One-third of farmers who get ANC (disadvantaged) payments believe they are unfairly distributed.
And one fifth of them say the payment should be reduced for their disadvantaged lands which have been improved or reclaimed.
In the annual Irish Examiner ICMSA farming poll, half of the 569 farmers interviewed were getting payments in the Areas of Natural Constraints (ANC) scheme.
The scheme pays more than €200m to 95,000 farmers, to compensate them for the lower productivity and higher production costs on lands.
The poll, conducted at agricultural shows in August, revealed that even 34% of those who get the payments (and 20% who don’t, 26% overall) believe they are unfairly distributed.
This is likely to be the last year of the payments in their present form, because they must be re-designated in 2018, by order of the EU (although the payments are only 53% funded by EU, with 47% coming from the Irish Government).
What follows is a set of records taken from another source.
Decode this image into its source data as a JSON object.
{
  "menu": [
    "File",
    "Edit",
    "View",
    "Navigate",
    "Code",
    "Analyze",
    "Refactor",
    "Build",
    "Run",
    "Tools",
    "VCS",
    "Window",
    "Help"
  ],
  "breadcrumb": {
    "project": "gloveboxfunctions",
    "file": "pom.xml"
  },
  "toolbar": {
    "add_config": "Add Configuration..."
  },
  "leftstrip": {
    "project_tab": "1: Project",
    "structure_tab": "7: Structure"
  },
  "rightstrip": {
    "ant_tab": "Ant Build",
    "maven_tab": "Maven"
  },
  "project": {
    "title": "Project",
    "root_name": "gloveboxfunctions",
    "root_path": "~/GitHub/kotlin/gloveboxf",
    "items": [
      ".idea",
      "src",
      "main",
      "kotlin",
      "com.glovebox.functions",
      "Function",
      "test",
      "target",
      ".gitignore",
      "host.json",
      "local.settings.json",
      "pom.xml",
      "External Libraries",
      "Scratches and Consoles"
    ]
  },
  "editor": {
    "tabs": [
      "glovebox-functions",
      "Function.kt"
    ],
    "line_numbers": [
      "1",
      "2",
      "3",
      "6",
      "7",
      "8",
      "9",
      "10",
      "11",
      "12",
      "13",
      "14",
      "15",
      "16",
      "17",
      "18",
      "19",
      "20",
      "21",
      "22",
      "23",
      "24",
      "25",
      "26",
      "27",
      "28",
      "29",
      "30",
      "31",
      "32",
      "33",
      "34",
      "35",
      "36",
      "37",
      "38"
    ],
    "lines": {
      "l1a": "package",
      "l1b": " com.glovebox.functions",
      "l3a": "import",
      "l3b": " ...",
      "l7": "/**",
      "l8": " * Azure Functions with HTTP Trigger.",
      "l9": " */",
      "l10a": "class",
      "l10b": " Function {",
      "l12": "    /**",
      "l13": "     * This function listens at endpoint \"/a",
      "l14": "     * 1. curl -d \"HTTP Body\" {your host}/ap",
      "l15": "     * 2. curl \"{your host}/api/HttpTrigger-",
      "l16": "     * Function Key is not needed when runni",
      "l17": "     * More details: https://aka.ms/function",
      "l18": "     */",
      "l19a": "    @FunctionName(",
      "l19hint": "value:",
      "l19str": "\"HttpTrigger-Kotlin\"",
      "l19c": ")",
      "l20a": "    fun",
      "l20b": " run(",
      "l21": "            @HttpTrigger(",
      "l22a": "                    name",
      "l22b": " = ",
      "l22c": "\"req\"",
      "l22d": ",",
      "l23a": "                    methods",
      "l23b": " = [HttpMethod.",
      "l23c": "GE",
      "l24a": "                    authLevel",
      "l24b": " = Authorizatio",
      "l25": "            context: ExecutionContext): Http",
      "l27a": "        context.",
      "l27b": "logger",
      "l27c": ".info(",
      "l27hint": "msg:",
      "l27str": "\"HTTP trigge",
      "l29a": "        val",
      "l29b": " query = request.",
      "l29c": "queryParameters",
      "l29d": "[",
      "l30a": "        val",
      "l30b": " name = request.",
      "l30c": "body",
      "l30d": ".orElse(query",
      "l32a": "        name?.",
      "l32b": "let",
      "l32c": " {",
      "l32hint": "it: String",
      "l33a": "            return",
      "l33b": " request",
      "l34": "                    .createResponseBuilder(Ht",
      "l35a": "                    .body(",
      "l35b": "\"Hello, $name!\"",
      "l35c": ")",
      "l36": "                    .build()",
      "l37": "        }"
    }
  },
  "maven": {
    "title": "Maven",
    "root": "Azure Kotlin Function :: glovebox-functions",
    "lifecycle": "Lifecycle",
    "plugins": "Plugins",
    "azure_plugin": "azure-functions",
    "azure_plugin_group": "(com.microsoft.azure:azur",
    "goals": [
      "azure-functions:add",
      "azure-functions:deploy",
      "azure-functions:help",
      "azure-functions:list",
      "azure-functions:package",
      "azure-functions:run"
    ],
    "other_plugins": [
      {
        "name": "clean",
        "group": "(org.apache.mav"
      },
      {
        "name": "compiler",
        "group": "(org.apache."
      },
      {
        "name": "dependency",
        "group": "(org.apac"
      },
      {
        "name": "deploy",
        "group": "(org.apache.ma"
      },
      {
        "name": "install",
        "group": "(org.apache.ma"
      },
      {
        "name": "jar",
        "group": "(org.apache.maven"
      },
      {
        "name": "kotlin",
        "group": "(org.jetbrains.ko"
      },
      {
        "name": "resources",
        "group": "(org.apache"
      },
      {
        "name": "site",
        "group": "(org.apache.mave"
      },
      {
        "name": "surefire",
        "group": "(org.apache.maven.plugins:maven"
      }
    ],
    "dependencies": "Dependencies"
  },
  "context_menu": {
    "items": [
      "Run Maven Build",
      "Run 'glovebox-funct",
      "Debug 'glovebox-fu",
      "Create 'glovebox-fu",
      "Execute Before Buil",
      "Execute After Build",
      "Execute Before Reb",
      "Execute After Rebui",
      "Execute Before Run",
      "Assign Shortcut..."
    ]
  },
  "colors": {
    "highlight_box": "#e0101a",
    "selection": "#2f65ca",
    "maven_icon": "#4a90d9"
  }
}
The poll findings offer vital clues to how receptive Irish farmers will be to the re-designation across the EU, which will be based on temperature, dryness, excess soil moisture, limited soil drainage, unfavourable soil texture and stoniness, shallow rooting depth, poor soil chemical properties, and steepness of slopes. Conserving the environment, countryside, and tourist potential, or protecting coastlines, may also be taken into account.
Controversially, nearly one quarter, 23%, in the poll said payment should be reduced for disadvantaged lands which have been improved or reclaimed. That includes 19% who get the payments, and 31% of those aged under 34.
Agriculture Minister Michael Creed has backed retention of disadvantaged area payments for land which has been improved.
Earlier this year, he said, “I personally do not think that such endeavour should work against them now.
“If one talks about the biophysical criteria, though they may have drained the land, they did not change the soil structure, a fact I hope will be reflected in the outcome.”
Even as the 2017 ANC cheques are being dispatched this week to farmers, helping them to overcome the very difficult recent weather conditions in some parts of the country, only 48% of all those surveyed agreed that payments are fairly distributed, compared to 26% disagreeing.
Some farmers will gain, and some will lose in the re-designation, scheduled for 2018 unless a proposal at EU level to extend the deadline on an optional basis is accepted.
The Irish Examiner ICMSA farming poll result also indicates that 48% of farmers disagree with reducing payments for disadvantaged lands which have been improved or reclaimed, but 23% agree.
Mr Creed has said: “We should celebrate the fact that 95,000 farmers receive the payment.
He has told farmers said there will be consultation with key stakeholders, on the way to agreement with the EU Commission on categories of payments (which must be based on constraints identified by the redesignation, and on income foregone and costs incurred by farmers on such lands).
Currently, farmers on mountain-type land receive €109.71 on their first 10 forage hectares, and €95.99 on remaining hectares up to 34 ha. Those on more severely handicapped lowland get €95.99 per forage ha, up to 30 ha. Those on less severely handicapped lowland get €82.27, up to 30 ha.
A new category since 2015 allows off-shore island farmers qualify for €250 per ha on the first 20 ha, €170 on 20-34 ha, inclusive, and €70 per ha on 34-40 ha, inclusive.
Mr Creed said: “Island farmers are the most disadvantaged, and it is right that this fact is recognised by a higher payment”.
However, it is a politically sensitive area, with Sinn Féin seeking to have mountain grazing payments at similar rates to offshore island rates.
Sinn Féin also calls for a new map of ANC areas to be published in time for proper consultation before it is sent to the EU.
Mr Creed opposes equalising the disadvantages for island farmers with categories such as mountain land. “It would not recognise the specific disadvantage encountered by island communities. If one takes €150m for two categories, then one severely limits the amount of payments one can pay to the rest.”
Nationally the leading counties for farmers getting ANC payments are Galway (11,535), Mayo (11,078), Donegal (8,400), Kerry (7,446), and Cork (6,908).
In the 2017 Irish Examiner ICMSA farming poll, the proportion of farmers getting ANC payments varied from 31-32% at the Iverk show in Co Kilkenny and the Tullow show in Co Carlow, to 75% at the Virginia show in Co Cavan.